The idea has not held up.  As I write the rate on 6-month T-Bills is 0.06%.  That is pretty close to zero, right?

And yet everyone is debating what will happen with the rate of price inflation.  No one is claiming it is indeterminate, as the simplest liquidity trap models suggest.  Nor, with rising rates of price inflation, can it be argued that inflation inertia is dominant.  Instead, it is obvious that the Fed has let the current inflation happen.  It is true that the inflationary pressures stem from (roughly) coordinated acts of monetary and fiscal policy, rather than monetary policy alone.  But no one is doubting that the Fed is in charge of forthcoming rates of inflation.

(And if the T-Bill rate is ever so slightly above zero, rather than at or below zero, that too seems to stem from higher expected rates of price inflation in the first place.)

I agree with those individuals who suggest that the currently higher rates of price inflation will not be with us 4-5 years from now, and that is because the Fed does not want that to happen.

Paul Krugman recently wrote (NYT):

Seriously, both recent data and recent statements from the Federal Reserve have, well, deflated the case for a sustained outbreak of inflation.
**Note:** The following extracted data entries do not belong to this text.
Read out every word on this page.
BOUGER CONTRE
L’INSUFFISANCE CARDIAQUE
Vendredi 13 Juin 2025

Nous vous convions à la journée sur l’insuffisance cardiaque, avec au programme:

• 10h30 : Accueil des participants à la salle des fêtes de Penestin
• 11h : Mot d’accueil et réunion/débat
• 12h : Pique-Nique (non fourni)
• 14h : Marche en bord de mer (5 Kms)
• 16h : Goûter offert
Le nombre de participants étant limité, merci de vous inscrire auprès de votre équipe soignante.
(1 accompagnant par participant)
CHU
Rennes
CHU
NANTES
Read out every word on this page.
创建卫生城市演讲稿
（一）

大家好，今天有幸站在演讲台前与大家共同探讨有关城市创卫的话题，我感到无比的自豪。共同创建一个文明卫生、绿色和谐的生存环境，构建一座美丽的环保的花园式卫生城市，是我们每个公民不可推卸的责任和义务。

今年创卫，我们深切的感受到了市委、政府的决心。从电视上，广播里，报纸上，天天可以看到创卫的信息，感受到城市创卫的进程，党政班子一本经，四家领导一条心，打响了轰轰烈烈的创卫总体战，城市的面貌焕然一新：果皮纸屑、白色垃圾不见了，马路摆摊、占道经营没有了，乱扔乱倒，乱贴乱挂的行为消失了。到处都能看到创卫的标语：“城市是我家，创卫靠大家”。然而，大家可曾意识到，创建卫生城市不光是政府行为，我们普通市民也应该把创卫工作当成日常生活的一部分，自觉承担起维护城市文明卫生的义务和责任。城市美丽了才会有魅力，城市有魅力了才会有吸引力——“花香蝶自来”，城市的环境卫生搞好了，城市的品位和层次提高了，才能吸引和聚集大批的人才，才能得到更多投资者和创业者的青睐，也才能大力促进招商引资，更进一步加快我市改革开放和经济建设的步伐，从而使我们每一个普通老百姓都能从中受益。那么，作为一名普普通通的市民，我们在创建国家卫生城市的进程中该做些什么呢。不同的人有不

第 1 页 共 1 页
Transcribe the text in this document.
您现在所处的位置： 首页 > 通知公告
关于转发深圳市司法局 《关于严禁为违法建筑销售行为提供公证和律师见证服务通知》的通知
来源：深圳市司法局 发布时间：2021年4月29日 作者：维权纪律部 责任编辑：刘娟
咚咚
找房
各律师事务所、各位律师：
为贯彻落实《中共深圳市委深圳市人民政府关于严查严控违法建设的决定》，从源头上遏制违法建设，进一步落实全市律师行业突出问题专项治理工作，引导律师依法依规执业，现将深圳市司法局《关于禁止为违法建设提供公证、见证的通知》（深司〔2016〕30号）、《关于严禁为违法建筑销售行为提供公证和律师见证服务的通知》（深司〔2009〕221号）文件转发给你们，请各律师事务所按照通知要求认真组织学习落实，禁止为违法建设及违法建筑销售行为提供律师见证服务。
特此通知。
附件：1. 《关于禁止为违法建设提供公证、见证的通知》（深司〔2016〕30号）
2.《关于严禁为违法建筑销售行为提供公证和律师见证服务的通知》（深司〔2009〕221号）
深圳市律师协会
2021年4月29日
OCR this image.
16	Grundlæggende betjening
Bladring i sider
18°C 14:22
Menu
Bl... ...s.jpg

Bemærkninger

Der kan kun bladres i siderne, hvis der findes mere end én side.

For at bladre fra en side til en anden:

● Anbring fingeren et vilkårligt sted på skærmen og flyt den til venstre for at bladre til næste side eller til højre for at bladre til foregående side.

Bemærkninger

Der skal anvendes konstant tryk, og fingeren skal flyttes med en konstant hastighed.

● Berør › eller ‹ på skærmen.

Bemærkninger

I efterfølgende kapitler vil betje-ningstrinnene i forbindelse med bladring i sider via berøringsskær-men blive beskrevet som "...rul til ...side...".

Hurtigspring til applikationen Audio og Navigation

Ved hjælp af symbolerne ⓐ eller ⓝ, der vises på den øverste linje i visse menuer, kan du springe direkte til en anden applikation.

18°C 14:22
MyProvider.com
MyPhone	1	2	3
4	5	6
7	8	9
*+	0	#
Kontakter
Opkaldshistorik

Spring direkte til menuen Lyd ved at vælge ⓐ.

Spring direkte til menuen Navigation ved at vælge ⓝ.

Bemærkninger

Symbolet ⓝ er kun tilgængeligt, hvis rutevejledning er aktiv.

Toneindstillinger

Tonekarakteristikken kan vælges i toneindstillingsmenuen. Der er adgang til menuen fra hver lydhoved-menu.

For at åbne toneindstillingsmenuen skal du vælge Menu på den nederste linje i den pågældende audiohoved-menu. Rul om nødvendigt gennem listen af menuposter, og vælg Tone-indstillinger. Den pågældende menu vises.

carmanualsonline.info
For that case has always depended on asserting that the Fed is either intellectually or morally deficient (or both). That is, to panic over inflation, you had to believe either that the Fed’s model of how inflation works is all wrong or that the Fed would lack the political courage to cool off the economy if it were to become dangerously overheated.

In other words, the Fed to a considerable degree can indeed control the rate of price inflation, and with nominal T-Bill rates very close to zero.  Open market operations on T-Bills alone won’t do it, but of course the Fed can use the expectations channel, and can deal in other assets as well — just as they do when they wish to be more expansive.  Or maybe you think it is the promised currency path (not my view), but that too would be effective in either direction, if desired.  Thus the liquidity trap doctrine is dead, discarded once it no longer provides an argument for an ever-more expansive fiscal policy.